As AI tool usage has become more common, I’ve seen impressive examples of people building tools to automate complex processes that once required significant manual effort. I’ve also seen teams adopt AI simply because it’s available, often with little practical benefit.
My approach is to focus on AI applications that save time and solve real problems.
Recently, I needed to align the SEO architecture for more than a dozen websites across three separate businesses, eight regional domains, and multiple languages, including three English dialects, Italian, Japanese, Spanish, Thai, French, and Korean.
Historically, mapping thousands of URLs to create cohesive hreflang XML sitemaps would have required specialized software or days of spreadsheet work.
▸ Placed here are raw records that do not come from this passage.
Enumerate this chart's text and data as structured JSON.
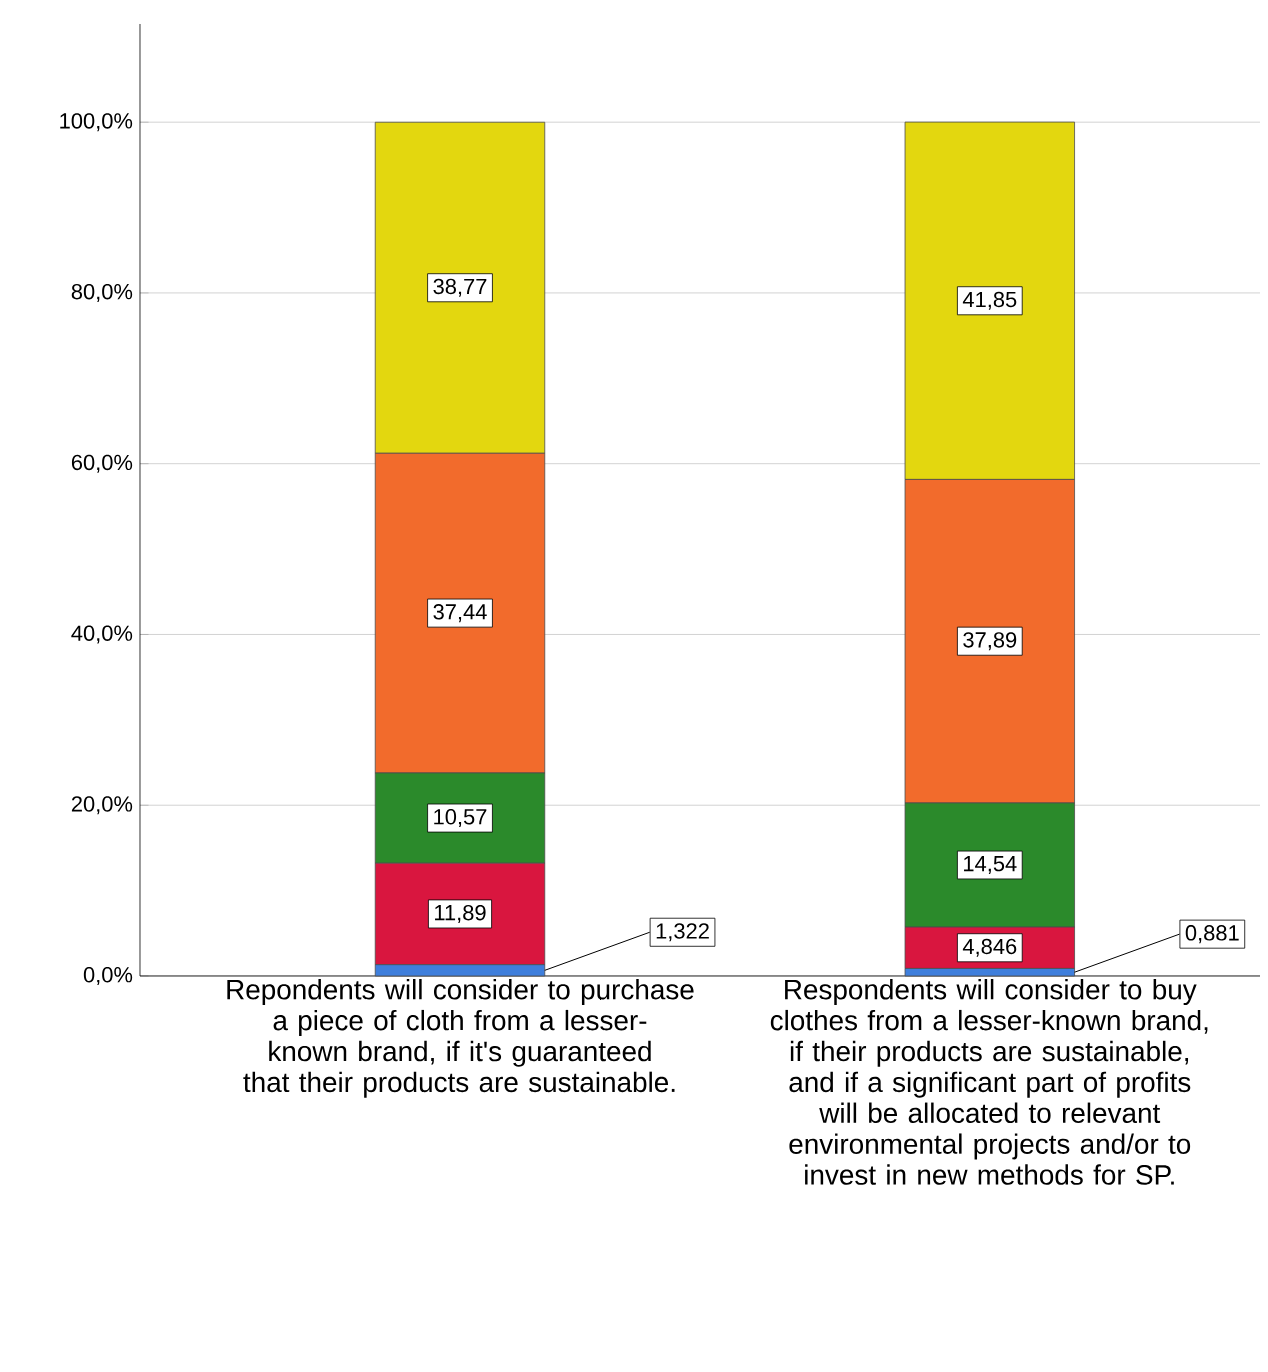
{
  "chart_data": {
    "type": "bar",
    "stacked": true,
    "grid": "y",
    "categories": [
      "Repondents will consider to purchase a piece of cloth from a lesser-known brand, if it's guaranteed that their products are sustainable.",
      "Respondents will consider to buy clothes from a lesser-known brand, if their products are sustainable, and if a significant part of profits will be allocated to relevant environmental projects and/or to invest in new methods for SP."
    ],
    "series": [
      {
        "color": "#3f7fdc",
        "values": [
          1.322,
          0.881
        ],
        "value_labels": [
          "1,322",
          "0,881"
        ]
      },
      {
        "color": "#d9163f",
        "values": [
          11.89,
          4.846
        ],
        "value_labels": [
          "11,89",
          "4,846"
        ]
      },
      {
        "color": "#2b8a2b",
        "values": [
          10.57,
          14.54
        ],
        "value_labels": [
          "10,57",
          "14,54"
        ]
      },
      {
        "color": "#f26b2c",
        "values": [
          37.44,
          37.89
        ],
        "value_labels": [
          "37,44",
          "37,89"
        ]
      },
      {
        "color": "#e3d70f",
        "values": [
          38.77,
          41.85
        ],
        "value_labels": [
          "38,77",
          "41,85"
        ]
      }
    ],
    "ylim": [
      0,
      111.5
    ],
    "yticks": [
      {
        "value": 0,
        "label": "0,0%"
      },
      {
        "value": 20,
        "label": "20,0%"
      },
      {
        "value": 40,
        "label": "40,0%"
      },
      {
        "value": 60,
        "label": "60,0%"
      },
      {
        "value": 80,
        "label": "80,0%"
      },
      {
        "value": 100,
        "label": "100,0%"
      }
    ]
  }
}
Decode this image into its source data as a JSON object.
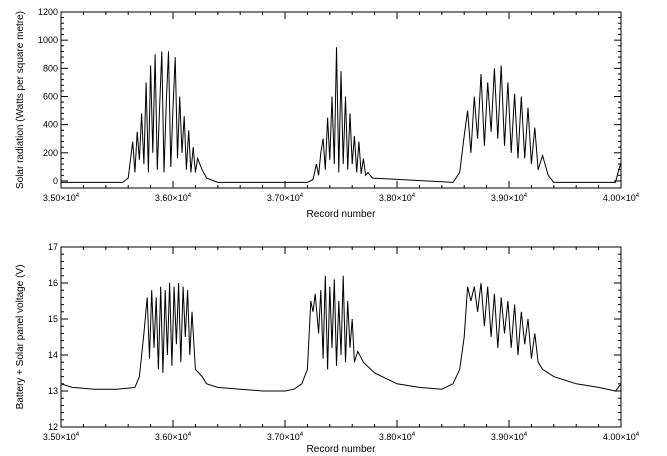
{
  "chart_data": [
    {
      "type": "line",
      "title": "",
      "xlabel": "Record number",
      "ylabel": "Solar radiation (Watts per square metre)",
      "xlim": [
        35000,
        40000
      ],
      "ylim": [
        -50,
        1200
      ],
      "x_ticks": [
        {
          "value": 35000,
          "mantissa": "3.50×10",
          "exp": "4"
        },
        {
          "value": 36000,
          "mantissa": "3.60×10",
          "exp": "4"
        },
        {
          "value": 37000,
          "mantissa": "3.70×10",
          "exp": "4"
        },
        {
          "value": 38000,
          "mantissa": "3.80×10",
          "exp": "4"
        },
        {
          "value": 39000,
          "mantissa": "3.90×10",
          "exp": "4"
        },
        {
          "value": 40000,
          "mantissa": "4.00×10",
          "exp": "4"
        }
      ],
      "y_ticks": [
        0,
        200,
        400,
        600,
        800,
        1000,
        1200
      ],
      "grid": false,
      "series": [
        {
          "x": [
            35000,
            35550,
            35600,
            35640,
            35660,
            35680,
            35700,
            35720,
            35740,
            35760,
            35780,
            35800,
            35820,
            35840,
            35860,
            35880,
            35900,
            35920,
            35940,
            35960,
            35980,
            36000,
            36020,
            36040,
            36060,
            36080,
            36100,
            36120,
            36140,
            36160,
            36180,
            36200,
            36220,
            36260,
            36300,
            36400,
            36430,
            36700,
            37200,
            37250,
            37280,
            37300,
            37320,
            37340,
            37360,
            37380,
            37400,
            37420,
            37440,
            37460,
            37480,
            37500,
            37520,
            37540,
            37560,
            37580,
            37600,
            37620,
            37640,
            37660,
            37680,
            37700,
            37720,
            37740,
            37780,
            38500,
            38560,
            38600,
            38630,
            38660,
            38690,
            38720,
            38750,
            38780,
            38810,
            38840,
            38870,
            38900,
            38930,
            38960,
            38990,
            39020,
            39050,
            39080,
            39110,
            39140,
            39170,
            39200,
            39230,
            39260,
            39300,
            39350,
            39400,
            39950,
            39980,
            40000
          ],
          "y": [
            -10,
            -10,
            20,
            280,
            60,
            350,
            150,
            480,
            120,
            700,
            60,
            820,
            200,
            900,
            80,
            520,
            920,
            60,
            560,
            920,
            100,
            520,
            880,
            160,
            600,
            200,
            460,
            80,
            360,
            60,
            240,
            60,
            160,
            80,
            20,
            -10,
            -10,
            -10,
            -10,
            10,
            120,
            40,
            200,
            300,
            80,
            450,
            150,
            600,
            120,
            950,
            60,
            780,
            120,
            600,
            80,
            480,
            120,
            320,
            60,
            280,
            50,
            160,
            40,
            60,
            20,
            -10,
            60,
            320,
            500,
            200,
            600,
            300,
            760,
            250,
            700,
            350,
            800,
            300,
            820,
            250,
            700,
            200,
            620,
            160,
            600,
            160,
            520,
            120,
            380,
            80,
            180,
            40,
            -10,
            -10,
            80,
            130
          ]
        }
      ]
    },
    {
      "type": "line",
      "title": "",
      "xlabel": "Record number",
      "ylabel": "Battery + Solar panel voltage (V)",
      "xlim": [
        35000,
        40000
      ],
      "ylim": [
        12,
        17
      ],
      "x_ticks": [
        {
          "value": 35000,
          "mantissa": "3.50×10",
          "exp": "4"
        },
        {
          "value": 36000,
          "mantissa": "3.60×10",
          "exp": "4"
        },
        {
          "value": 37000,
          "mantissa": "3.70×10",
          "exp": "4"
        },
        {
          "value": 38000,
          "mantissa": "3.80×10",
          "exp": "4"
        },
        {
          "value": 39000,
          "mantissa": "3.90×10",
          "exp": "4"
        },
        {
          "value": 40000,
          "mantissa": "4.00×10",
          "exp": "4"
        }
      ],
      "y_ticks": [
        12,
        13,
        14,
        15,
        16,
        17
      ],
      "grid": false,
      "series": [
        {
          "x": [
            35000,
            35100,
            35300,
            35500,
            35660,
            35700,
            35740,
            35770,
            35790,
            35810,
            35830,
            35850,
            35870,
            35890,
            35910,
            35930,
            35950,
            35970,
            35990,
            36010,
            36030,
            36050,
            36070,
            36090,
            36110,
            36130,
            36150,
            36170,
            36200,
            36260,
            36300,
            36400,
            36600,
            36800,
            37000,
            37080,
            37150,
            37200,
            37230,
            37250,
            37270,
            37300,
            37320,
            37340,
            37360,
            37380,
            37400,
            37420,
            37440,
            37460,
            37480,
            37500,
            37520,
            37540,
            37560,
            37580,
            37600,
            37620,
            37650,
            37700,
            37800,
            38000,
            38200,
            38400,
            38500,
            38560,
            38600,
            38630,
            38660,
            38690,
            38720,
            38750,
            38780,
            38810,
            38840,
            38870,
            38900,
            38930,
            38960,
            38990,
            39020,
            39050,
            39080,
            39110,
            39140,
            39170,
            39200,
            39230,
            39260,
            39300,
            39400,
            39600,
            39800,
            39950,
            40000
          ],
          "y": [
            13.2,
            13.1,
            13.05,
            13.05,
            13.1,
            13.4,
            14.6,
            15.6,
            13.9,
            15.8,
            14.2,
            15.6,
            13.6,
            15.9,
            13.5,
            15.8,
            14.0,
            16.0,
            13.7,
            15.9,
            14.3,
            16.0,
            13.8,
            15.9,
            14.5,
            15.8,
            14.0,
            15.2,
            13.6,
            13.4,
            13.2,
            13.1,
            13.05,
            13.0,
            13.0,
            13.05,
            13.2,
            13.6,
            15.5,
            15.2,
            15.7,
            14.6,
            15.8,
            13.9,
            16.2,
            13.6,
            15.9,
            14.2,
            16.1,
            13.7,
            15.5,
            14.0,
            16.2,
            13.8,
            15.5,
            14.2,
            15.0,
            13.8,
            14.1,
            13.8,
            13.5,
            13.2,
            13.1,
            13.05,
            13.2,
            13.6,
            14.5,
            15.9,
            15.5,
            15.9,
            15.2,
            16.0,
            14.8,
            15.9,
            14.5,
            15.7,
            14.2,
            15.6,
            14.6,
            15.5,
            14.2,
            15.4,
            14.0,
            15.2,
            14.3,
            15.0,
            13.9,
            14.6,
            13.8,
            13.6,
            13.4,
            13.2,
            13.1,
            13.0,
            13.2
          ]
        }
      ]
    }
  ]
}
Instead, I used Google Gemini to build a custom Python script that handled the heavy lifting.
Here’s how the project evolved from an initial prompt into a highly customized automation tool, and what it taught me about using AI for technical SEO.
Where AI delivers the most value
I use AI primarily for practical, time-saving tasks, including:
- Generating regex patterns when I need a quick solution without researching syntax from scratch.
- Creating complex spreadsheet formulas for reporting workflows that rely on manual data exports.
- Accelerating research and planning for projects that require competitive analysis across multiple business lines.
- Building custom automation tools for recurring SEO and data-processing tasks.
The hreflang project discussed here falls into that final category.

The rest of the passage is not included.